16 May 2011 - LIFE (Legal Initiative for Forest and Environment), a member organisation of the NGO Shipbreaking Platform based in India, has announced it will support Indian shipbreaking workers who wish to bring a complaint before the court In India against shipbreaking yard owners, for issues ranging from unpaid compensations for accidents to repression of trade union meetings. The complaints will be brought to the newly formed National Green Tribunal (aka NGT), the long-awaited judiciary institution tasked with hearing and judging cases related to the environment in India.
“The incentive for it to be a success is the promise to get compensation”, said Ritwick Dutta, lawyer at LIFE and member of the board of the NGO Shipbreaking Platform. “If they want to complain but that this would only mean causing their employer to close down, they won’t do it. They want the money to help them or their village.”
In India today, the law on compensations is not well enough developed, said Dutta. In the case of shipbreaking, the people who will be able to complain to the NGT are either shipbreaking workers and their families, or a community directly affected by the shipbreaking industry, such as fishermen. Dutta said that the complaints will be based on breaches of Indian environmental laws and of the polluter pays principle.
“It will be evidence-based, not law-based, so we will need medical reports, samples collected on the beaches, pictures, etc. to bring a strong claim for damages,” he said.
Dutta said he and others at LIFE have been using the Right to Information (RTI) law to access government documents related to shipbreaking, such as reports on death counts in shipbreaking yards.
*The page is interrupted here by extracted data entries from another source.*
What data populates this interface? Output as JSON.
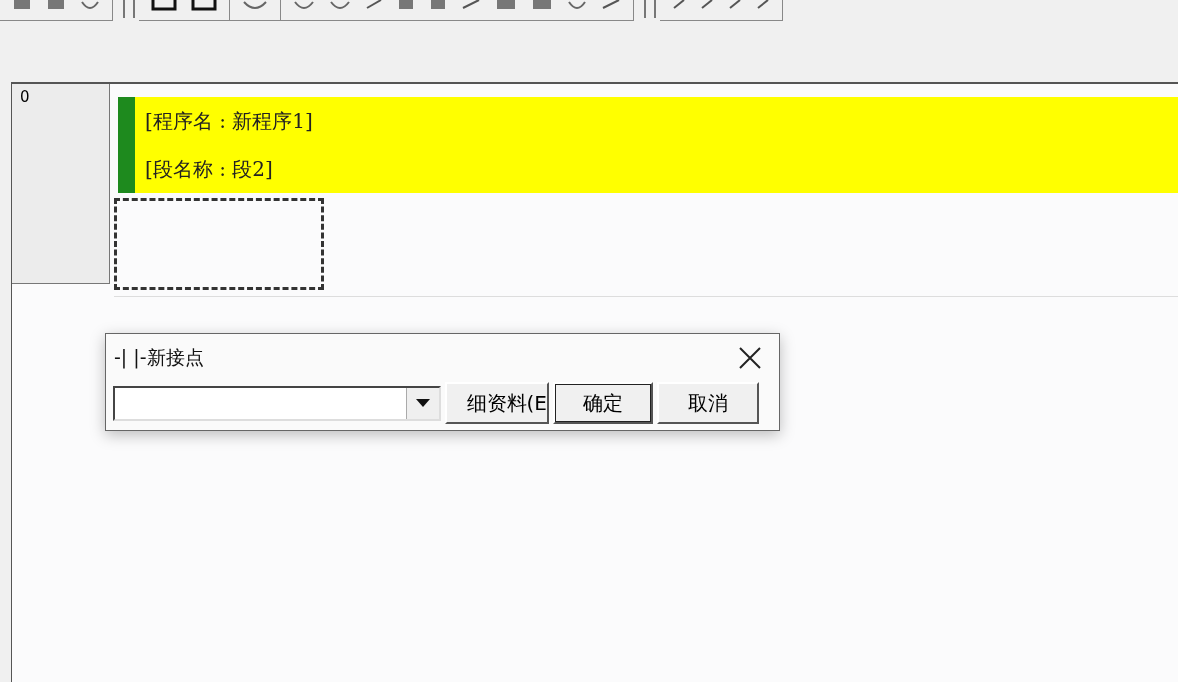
{
  "gutter": {
    "row_number": "0"
  },
  "block": {
    "lines": [
      "[程序名 : 新程序1]",
      "[段名称 : 段2]"
    ]
  },
  "dialog": {
    "title": "-| |-新接点",
    "buttons": [
      {
        "label": "细资料(E",
        "kind": "clipped"
      },
      {
        "label": "确定",
        "kind": "default"
      },
      {
        "label": "取消",
        "kind": "normal"
      }
    ]
  }
}
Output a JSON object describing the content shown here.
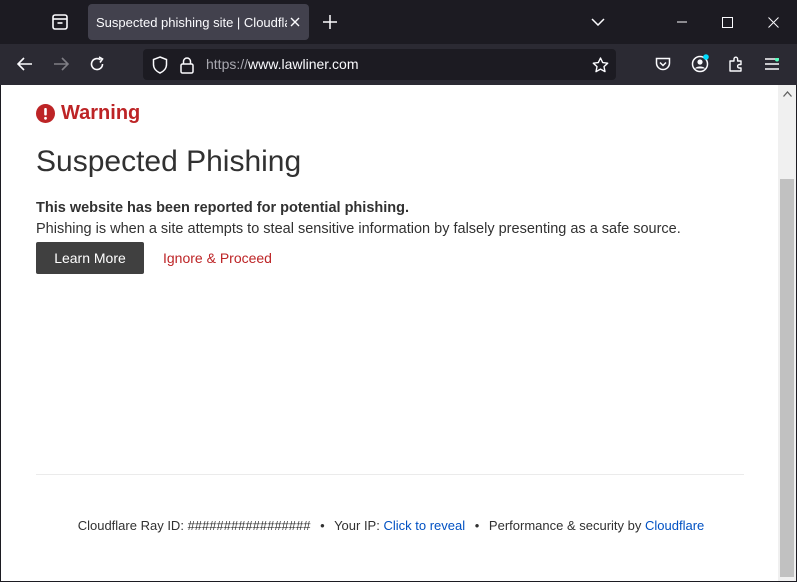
{
  "browser": {
    "tab": {
      "title": "Suspected phishing site | Cloudflare"
    },
    "url": {
      "scheme": "https://",
      "host": "www.lawliner.com"
    },
    "colors": {
      "chrome_dark": "#1c1b22",
      "toolbar": "#2b2a33",
      "tab_active": "#42414d",
      "account_dot": "#00ddff"
    }
  },
  "page": {
    "warning_label": "Warning",
    "heading": "Suspected Phishing",
    "strong_text": "This website has been reported for potential phishing.",
    "body_text": "Phishing is when a site attempts to steal sensitive information by falsely presenting as a safe source.",
    "learn_more_label": "Learn More",
    "ignore_label": "Ignore & Proceed",
    "colors": {
      "warning": "#bd2426",
      "text": "#313131",
      "button": "#404040",
      "link": "#0051c3"
    }
  },
  "footer": {
    "ray_label": "Cloudflare Ray ID:",
    "ray_id": "#################",
    "ip_label": "Your IP:",
    "ip_link": "Click to reveal",
    "perf_label": "Performance & security by",
    "perf_link": "Cloudflare",
    "separator": "•"
  }
}
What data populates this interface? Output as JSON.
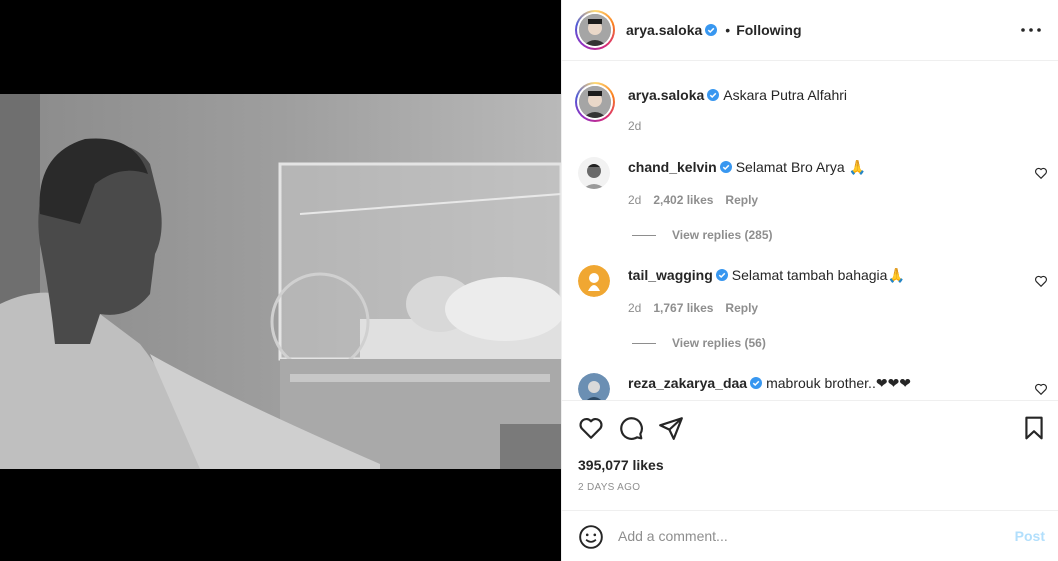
{
  "post": {
    "author": "arya.saloka",
    "follow_sep": "•",
    "follow_status": "Following",
    "caption": "Askara Putra Alfahri",
    "caption_age": "2d",
    "likes": "395,077 likes",
    "date": "2 DAYS AGO"
  },
  "comments": [
    {
      "username": "chand_kelvin",
      "text": "Selamat Bro Arya 🙏",
      "age": "2d",
      "likes": "2,402 likes",
      "reply": "Reply",
      "view_replies": "View replies (285)"
    },
    {
      "username": "tail_wagging",
      "text": "Selamat tambah bahagia🙏",
      "age": "2d",
      "likes": "1,767 likes",
      "reply": "Reply",
      "view_replies": "View replies (56)"
    },
    {
      "username": "reza_zakarya_daa",
      "text": "mabrouk brother..❤❤❤"
    }
  ],
  "composer": {
    "placeholder": "Add a comment...",
    "post_label": "Post"
  },
  "icons": {
    "verified": "verified-badge-icon",
    "more": "more-options-icon",
    "like": "heart-icon",
    "comment": "comment-icon",
    "share": "share-icon",
    "save": "bookmark-icon",
    "emoji": "emoji-icon"
  },
  "colors": {
    "verified_blue": "#3897f0",
    "post_button_disabled": "#b2dffc",
    "meta_gray": "#8e8e8e",
    "text_dark": "#262626"
  }
}
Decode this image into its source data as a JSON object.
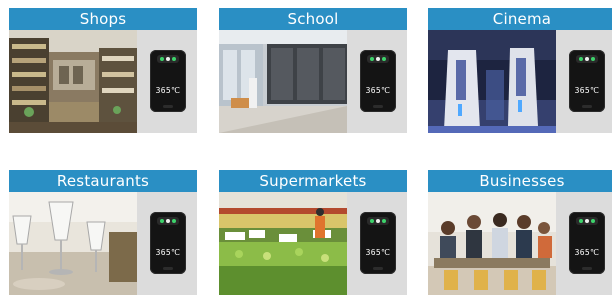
{
  "tiles": [
    {
      "id": "shops",
      "label": "Shops",
      "reading": "365℃"
    },
    {
      "id": "school",
      "label": "School",
      "reading": "365℃"
    },
    {
      "id": "cinema",
      "label": "Cinema",
      "reading": "365℃"
    },
    {
      "id": "restaurants",
      "label": "Restaurants",
      "reading": "365℃"
    },
    {
      "id": "supermarkets",
      "label": "Supermarkets",
      "reading": "365℃"
    },
    {
      "id": "businesses",
      "label": "Businesses",
      "reading": "365℃"
    }
  ],
  "colors": {
    "title_bar": "#2a8fc4",
    "tile_background": "#dcdcdc",
    "device_body": "#141414"
  },
  "icons": {
    "device": "thermometer-device-icon"
  }
}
They intend to use them to support the cases defended before the NGT.
At first, the shipbreaking workers might not agree on taking their case to court, as many will prefer not stepping into the spotlight. Dutta said a class action will probably work better in the initial steps of the court.
The NGT will be headed by a former judge of the Supreme Court and its power will be comparable to that of a High Court. Its launch was delayed by a year. Dutta expects the first claim to be brought to court in the next three months.